O mesmo ocorre com a mídia que, no passado, era uma das instituições mais valorizadas. Hoje, só 29% confiam na televisão e 71% a rejeitam. A imprensa escrita e digital aparece um pouco melhor, rejeitada por apenas 62%, e com 38% que confiam nela. Até as Forças Armadas, que anos atrás eram a instituição em que os brasileiros mais depositavam a sua confiança, desceram na apreciação da população. Hoje 65,4% confiam nelas, enquanto 34,6% as rejeitam, o que indica, contudo, que continuam sendo a instituição melhor considerada.

Esta falta de confiança é grave, já que as seis instituições analisadas continuam perdendo credibilidade. As que mais perderam foram o Exército, com 10% em um ano, e a Igreja, que perdeu 8%, exatamente as duas que detinham os melhores índices de credibilidade. Já que isso é assim, é o caso de se perguntar em que os brasileiros creem e confiam, já que a confiança não é suscitada pelos políticos nem pela polícia ou a Igreja, a mídia e, cada vez menos, até o Exército.

Eles acreditam em valores opostos aos que recriminam nestas instituições, como o alto grau de corrupção dos políticos e da polícia e a falta de proximidade com as pessoas e a vida relaxada e burguesa da Igreja católica, por exemplo. Em contraposição, os brasileiros, sobretudo os mais pobres, continuam acreditando na instituição da família, cada vez menos tradicional em todas as formas que adquire hoje.

Repúdio aos partidos

Eles acreditam nos valores da solidariedade, nos espaços de liberdade para desfrutar a vida e o amor, e acreditam cada vez mais nas suas próprias capacidades. Por isso buscam criar as suas próprias pequenas empresas, principalmente entre os jovens. Gostam de todos os espaços de distensão, da música ao esporte, o baile e o churrasco compartilhado com os amigos. Gostam de viver em companhia, de partilhar experiências. Acreditam na força da comunicação, daí a sua presença crescente nas redes sociais. E acreditam no fenômeno religioso em quaisquer formas e credos. Os brasileiros são profundamente multirreligiosos. Podem acreditar e cultuar várias confissões ao mesmo tempo.

Gostam até de política, mas não a dos partidos. Preferem as ONGs, principalmente as que trabalham em ambientes sociais negligenciados pelas instituições estatais. Os brasileiros sabem desfrutar com o pouco ou muito que têm ao seu alcance. Dos políticos profissionais, apesar de não confiar neles, tentam tirar o maior partido possível, conquistando alguns para que “lhes deem uma mão”. Depois de usá-los, continuam desconfiando deles.
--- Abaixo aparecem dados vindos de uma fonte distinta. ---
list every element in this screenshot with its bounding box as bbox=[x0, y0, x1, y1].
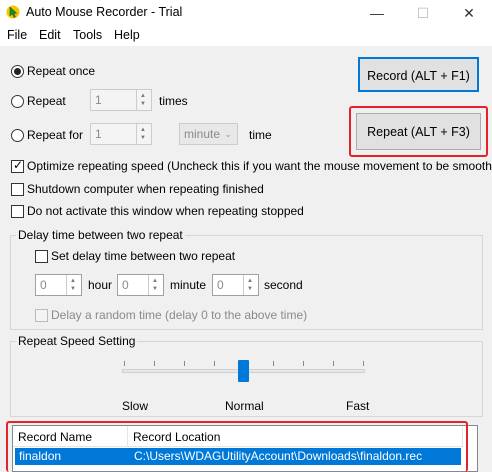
hour-label: hour bbox=[88, 278, 113, 292]
hour-stepper[interactable]: 0 ▲ ▼ bbox=[35, 274, 82, 296]
mouse-cursor-icon bbox=[6, 5, 20, 19]
chevron-down-icon: ⌄ bbox=[224, 129, 232, 139]
record-button-label: Record (ALT + F1) bbox=[367, 69, 470, 83]
up-arrow-icon[interactable]: ▲ bbox=[247, 278, 253, 284]
speed-group-title: Repeat Speed Setting bbox=[16, 334, 138, 348]
repeat-times-label: Repeat bbox=[27, 94, 66, 108]
no-activate-checkbox[interactable] bbox=[11, 205, 24, 218]
set-delay-checkbox[interactable] bbox=[35, 250, 48, 263]
up-arrow-icon[interactable]: ▲ bbox=[70, 278, 76, 284]
repeat-count-value: 1 bbox=[95, 93, 102, 107]
repeat-for-radio[interactable] bbox=[11, 129, 24, 142]
menu-file[interactable]: File bbox=[7, 28, 27, 42]
up-arrow-icon[interactable]: ▲ bbox=[140, 127, 146, 133]
repeat-for-label: Repeat for bbox=[27, 128, 84, 142]
no-activate-label: Do not activate this window when repeati… bbox=[27, 204, 304, 218]
slider-tick bbox=[154, 361, 155, 366]
time-label: time bbox=[249, 128, 272, 142]
close-button[interactable]: ✕ bbox=[446, 0, 492, 26]
slider-tick bbox=[333, 361, 334, 366]
speed-slow-label: Slow bbox=[122, 399, 149, 413]
speed-slider-thumb[interactable] bbox=[238, 360, 249, 382]
stepper-arrows[interactable]: ▲ ▼ bbox=[243, 275, 258, 295]
down-arrow-icon[interactable]: ▼ bbox=[140, 135, 146, 141]
random-delay-label: Delay a random time (delay 0 to the abov… bbox=[51, 308, 308, 322]
minimize-button[interactable]: — bbox=[354, 0, 400, 26]
repeat-times-radio[interactable] bbox=[11, 95, 24, 108]
minute-value: 0 bbox=[122, 278, 129, 292]
slider-tick bbox=[363, 361, 364, 366]
speed-normal-label: Normal bbox=[225, 399, 264, 413]
up-arrow-icon[interactable]: ▲ bbox=[140, 93, 146, 99]
minute-label: minute bbox=[170, 278, 207, 292]
second-label: second bbox=[264, 278, 303, 292]
repeat-for-stepper[interactable]: 1 ▲ ▼ bbox=[90, 123, 152, 145]
record-list-highlight bbox=[6, 421, 468, 472]
speed-fast-label: Fast bbox=[346, 399, 370, 413]
shutdown-label: Shutdown computer when repeating finishe… bbox=[27, 182, 264, 196]
repeat-count-stepper[interactable]: 1 ▲ ▼ bbox=[90, 89, 152, 111]
title-bar: Auto Mouse Recorder - Trial — ☐ ✕ bbox=[0, 0, 492, 26]
shutdown-checkbox[interactable] bbox=[11, 183, 24, 196]
repeat-once-label: Repeat once bbox=[27, 64, 96, 78]
slider-tick bbox=[184, 361, 185, 366]
down-arrow-icon[interactable]: ▼ bbox=[247, 286, 253, 292]
delay-group-title: Delay time between two repeat bbox=[16, 228, 185, 242]
second-stepper[interactable]: 0 ▲ ▼ bbox=[212, 274, 259, 296]
set-delay-label: Set delay time between two repeat bbox=[51, 249, 236, 263]
second-value: 0 bbox=[217, 278, 224, 292]
menu-edit[interactable]: Edit bbox=[39, 28, 61, 42]
slider-tick bbox=[124, 361, 125, 366]
menu-help[interactable]: Help bbox=[114, 28, 140, 42]
hour-value: 0 bbox=[40, 278, 47, 292]
slider-tick bbox=[303, 361, 304, 366]
record-button[interactable]: Record (ALT + F1) bbox=[358, 57, 479, 92]
down-arrow-icon[interactable]: ▼ bbox=[152, 286, 158, 292]
repeat-button-label: Repeat (ALT + F3) bbox=[367, 125, 470, 139]
optimize-speed-label: Optimize repeating speed (Uncheck this i… bbox=[27, 159, 492, 173]
menu-tools[interactable]: Tools bbox=[73, 28, 102, 42]
times-label: times bbox=[159, 94, 188, 108]
repeat-for-value: 1 bbox=[95, 127, 102, 141]
slider-tick bbox=[214, 361, 215, 366]
random-delay-checkbox[interactable] bbox=[35, 309, 48, 322]
stepper-arrows[interactable]: ▲ ▼ bbox=[66, 275, 81, 295]
up-arrow-icon[interactable]: ▲ bbox=[152, 278, 158, 284]
repeat-once-radio[interactable] bbox=[11, 65, 24, 78]
maximize-button[interactable]: ☐ bbox=[400, 0, 446, 26]
optimize-speed-checkbox[interactable] bbox=[11, 158, 24, 173]
time-unit-value: minute bbox=[184, 127, 221, 141]
down-arrow-icon[interactable]: ▼ bbox=[140, 101, 146, 107]
stepper-arrows[interactable]: ▲ ▼ bbox=[148, 275, 163, 295]
repeat-button[interactable]: Repeat (ALT + F3) bbox=[356, 113, 481, 150]
stepper-arrows[interactable]: ▲ ▼ bbox=[136, 90, 151, 110]
down-arrow-icon[interactable]: ▼ bbox=[70, 286, 76, 292]
time-unit-select[interactable]: minute ⌄ bbox=[179, 123, 238, 145]
minute-stepper[interactable]: 0 ▲ ▼ bbox=[117, 274, 164, 296]
slider-tick bbox=[273, 361, 274, 366]
window-title: Auto Mouse Recorder - Trial bbox=[26, 5, 183, 19]
stepper-arrows[interactable]: ▲ ▼ bbox=[136, 124, 151, 144]
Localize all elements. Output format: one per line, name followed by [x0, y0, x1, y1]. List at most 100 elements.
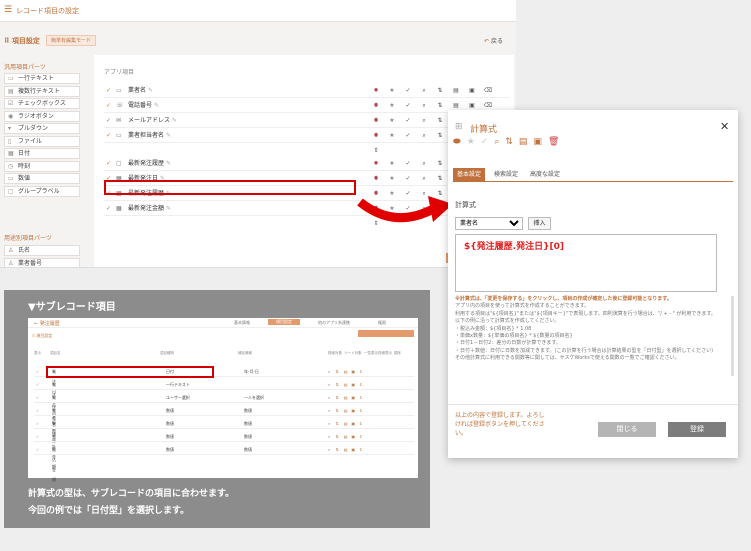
detail-icon[interactable]: ▣	[533, 137, 542, 147]
sidebar-item[interactable]: ♙ 氏名	[4, 245, 80, 256]
check-icon[interactable]: ✓	[106, 98, 111, 113]
edit-icon[interactable]: ✎	[166, 160, 171, 167]
sort-icon[interactable]: ⇅	[432, 156, 448, 171]
inner-tab[interactable]: 他のアプリ系連携	[318, 320, 350, 326]
sort-icon[interactable]: ⇅	[432, 128, 448, 143]
edit-icon[interactable]: ✎	[172, 117, 177, 124]
star-icon[interactable]: ★	[384, 83, 400, 98]
sub-record-row[interactable]: ✓ 発注品目名 ✎ 一行テキスト ⌕ ⇅ ▤ ▣ ⇕	[34, 380, 414, 427]
insert-button[interactable]: 挿入	[528, 217, 551, 230]
star-icon[interactable]: ★	[384, 113, 400, 128]
edit-icon[interactable]: ✎	[166, 132, 171, 139]
detail-icon[interactable]: ▣	[464, 83, 480, 98]
check-icon[interactable]: ✓	[481, 137, 489, 147]
trash-icon[interactable]: 🗑	[548, 137, 559, 147]
sort-icon[interactable]: ⇅	[432, 171, 448, 186]
gear-icon[interactable]: ✹	[368, 98, 384, 113]
register-button[interactable]: 登録	[668, 422, 726, 437]
check-icon[interactable]: ✓	[36, 380, 39, 390]
row-tool-icons[interactable]: ⌕ ⇅ ▤ ▣ ⇕	[328, 419, 362, 429]
tab-basic[interactable]: 基本設定	[453, 168, 486, 181]
check-icon[interactable]: ✓	[106, 128, 111, 143]
inner-tab[interactable]: 項目設定	[268, 319, 300, 325]
check-icon[interactable]: ✓	[36, 406, 39, 416]
search-icon[interactable]: ⌕	[416, 83, 432, 98]
close-icon[interactable]: ✕	[720, 120, 729, 133]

Nisso, se parecem, por exemplo, com os italianos: votam naqueles que sabem serem mais inclinados a “fazer favores”. Como na Itália, onde não se dá um passo sem um “padrinho”, no Brasil, paradoxalmente, ainda confiam na ajuda pontual do político ou padrinho em turno. Ficou famosa a afirmação irônica do romancista João Ubaldo, por exemplo, de que no Brasil era difícil que o movimento dos “indignados” pegasse, porque o sonho dos brasileiros é “ter um político corrupto” na família para resolver as suas pendências e problemas.

Por fim, acreditam no que lhes traz bem estar e felicidade. É pouco?
*Juan Arias é correspondente do El País no Brasil. Tradução de Cristina Cavalcanti.